Research Summary: Fecal Carriage of ESBL-Producing E. coli and K. pneumoniae in Children in Guinea-Bissau: A Hospital-Based Cross-Sectional Study



In recent years, the world has seen a surge in extended-spectrum β-lactamase (ESBL)-producing bacteria. However, data on the dissemination of ESBL-producing Enterobacteriaceae in the community from systematically enrolled study subjects in Africa remains limited. To determine the prevalence, phenotypic resistance patterns and genetic characteristics of ESBL-producing E. coli and K. pneumoniae in fecal carriage and to analyze associated risk factors in children attending a pediatric emergency department in Guinea-Bissau.

Methodology/Principal Findings

From June to September 2010, children <5 years of age with fever or tachycardia attending a pediatric emergency ward during the day was screened for ESBL carriage in feces. Socio-demographic and health seeking behavior data was collected. Antibiotic susceptibility was tested with VITEK2 and EUCAST disk diffusion method, molecular characterization of ESBL-encoding genes was performed with multiplex PCR and clonal relatedness was established by automated rep-PCR. Of 408 enrolled children 133 (32.6%) were ESBL carriers. In total, 83 E. coli and 91 K. pneumoniae ESBL-producing isolates were obtained. Nearly all isolates were multidrug-resistant. Co-resistance to ciprofloxacin, trimethoprim-sulfamethoxazole and aminoglycosides was common. Of the isolates, 38.5% were co-resistant to these classes plus extended-spectrum cephalosporins, which infers resistance to all easily available antibiotic agents for treatment of gram-negative sepsis in Guinea-Bissau. The predominant resistance-encoding gene subgroup was blaCTX-M-1 and epidemiologic typing showed that the bacterial ESBL population was highly diverse both for E. coli and K. pneumoniae. Bed sharing with another child <5 years of age was a risk factor for ESBL carriage, indicating crowding as a potential risk factor for transmission of ESBL-producing bacteria.
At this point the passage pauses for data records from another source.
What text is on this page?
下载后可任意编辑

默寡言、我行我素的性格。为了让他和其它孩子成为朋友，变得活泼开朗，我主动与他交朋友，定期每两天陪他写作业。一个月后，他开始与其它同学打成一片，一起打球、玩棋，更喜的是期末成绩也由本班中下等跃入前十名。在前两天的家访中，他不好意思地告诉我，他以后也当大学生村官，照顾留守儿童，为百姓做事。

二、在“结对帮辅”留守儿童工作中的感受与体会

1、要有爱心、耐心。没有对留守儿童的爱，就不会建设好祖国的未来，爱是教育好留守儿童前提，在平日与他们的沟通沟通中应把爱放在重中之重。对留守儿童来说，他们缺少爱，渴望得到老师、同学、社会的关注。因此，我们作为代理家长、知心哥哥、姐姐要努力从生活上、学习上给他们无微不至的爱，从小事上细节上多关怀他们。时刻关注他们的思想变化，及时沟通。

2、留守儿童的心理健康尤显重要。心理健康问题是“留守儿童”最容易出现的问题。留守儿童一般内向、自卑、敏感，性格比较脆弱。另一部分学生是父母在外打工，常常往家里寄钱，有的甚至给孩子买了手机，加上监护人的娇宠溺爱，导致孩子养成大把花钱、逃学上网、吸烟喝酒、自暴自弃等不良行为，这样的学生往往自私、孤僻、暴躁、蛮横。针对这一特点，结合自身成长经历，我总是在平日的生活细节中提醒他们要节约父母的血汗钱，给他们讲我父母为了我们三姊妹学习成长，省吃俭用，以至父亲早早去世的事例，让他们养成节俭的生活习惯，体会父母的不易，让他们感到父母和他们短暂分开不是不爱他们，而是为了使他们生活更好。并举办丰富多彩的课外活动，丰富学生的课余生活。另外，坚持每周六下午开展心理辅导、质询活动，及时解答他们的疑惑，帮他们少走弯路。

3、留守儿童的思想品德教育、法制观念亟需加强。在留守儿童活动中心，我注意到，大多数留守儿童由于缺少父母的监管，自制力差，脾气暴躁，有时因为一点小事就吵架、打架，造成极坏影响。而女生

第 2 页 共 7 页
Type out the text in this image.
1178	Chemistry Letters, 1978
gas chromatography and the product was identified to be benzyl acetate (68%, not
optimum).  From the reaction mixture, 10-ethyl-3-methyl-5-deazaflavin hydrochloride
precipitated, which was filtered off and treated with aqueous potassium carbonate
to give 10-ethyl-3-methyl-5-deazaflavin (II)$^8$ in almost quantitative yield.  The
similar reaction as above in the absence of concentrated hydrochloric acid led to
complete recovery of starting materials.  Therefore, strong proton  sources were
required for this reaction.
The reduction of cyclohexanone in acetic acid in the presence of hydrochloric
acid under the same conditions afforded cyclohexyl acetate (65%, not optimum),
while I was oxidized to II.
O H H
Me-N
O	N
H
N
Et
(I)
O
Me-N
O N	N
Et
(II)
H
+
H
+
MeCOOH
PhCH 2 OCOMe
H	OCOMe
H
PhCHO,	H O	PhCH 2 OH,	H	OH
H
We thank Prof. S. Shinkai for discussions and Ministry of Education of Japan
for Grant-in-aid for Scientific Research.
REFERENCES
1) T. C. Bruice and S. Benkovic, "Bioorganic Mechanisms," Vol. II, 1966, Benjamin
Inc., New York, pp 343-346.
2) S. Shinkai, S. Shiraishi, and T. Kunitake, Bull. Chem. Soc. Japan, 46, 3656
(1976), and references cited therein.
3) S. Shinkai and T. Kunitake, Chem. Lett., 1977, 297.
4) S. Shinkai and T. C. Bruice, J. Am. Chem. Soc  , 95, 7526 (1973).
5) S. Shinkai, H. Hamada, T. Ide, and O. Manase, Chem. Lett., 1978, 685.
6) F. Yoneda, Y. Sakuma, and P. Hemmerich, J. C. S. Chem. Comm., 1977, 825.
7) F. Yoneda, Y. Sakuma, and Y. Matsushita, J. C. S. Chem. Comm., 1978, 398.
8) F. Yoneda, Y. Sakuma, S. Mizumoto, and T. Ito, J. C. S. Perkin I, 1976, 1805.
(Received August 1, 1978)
Prevalence of ESBL-producing bacteria in this population was high and clonally diverse. This is alarming considering the limited diagnostic and treatment possibilities in Guinea-Bissau and other resource-poor countries.


Publisher: Public Library of Science

Date Published: 20-December-2012

Author(s): Isendahl J., Turlej-Rogacka A., Manjuba C., Rodrigues A., Giske C., Nauclér P.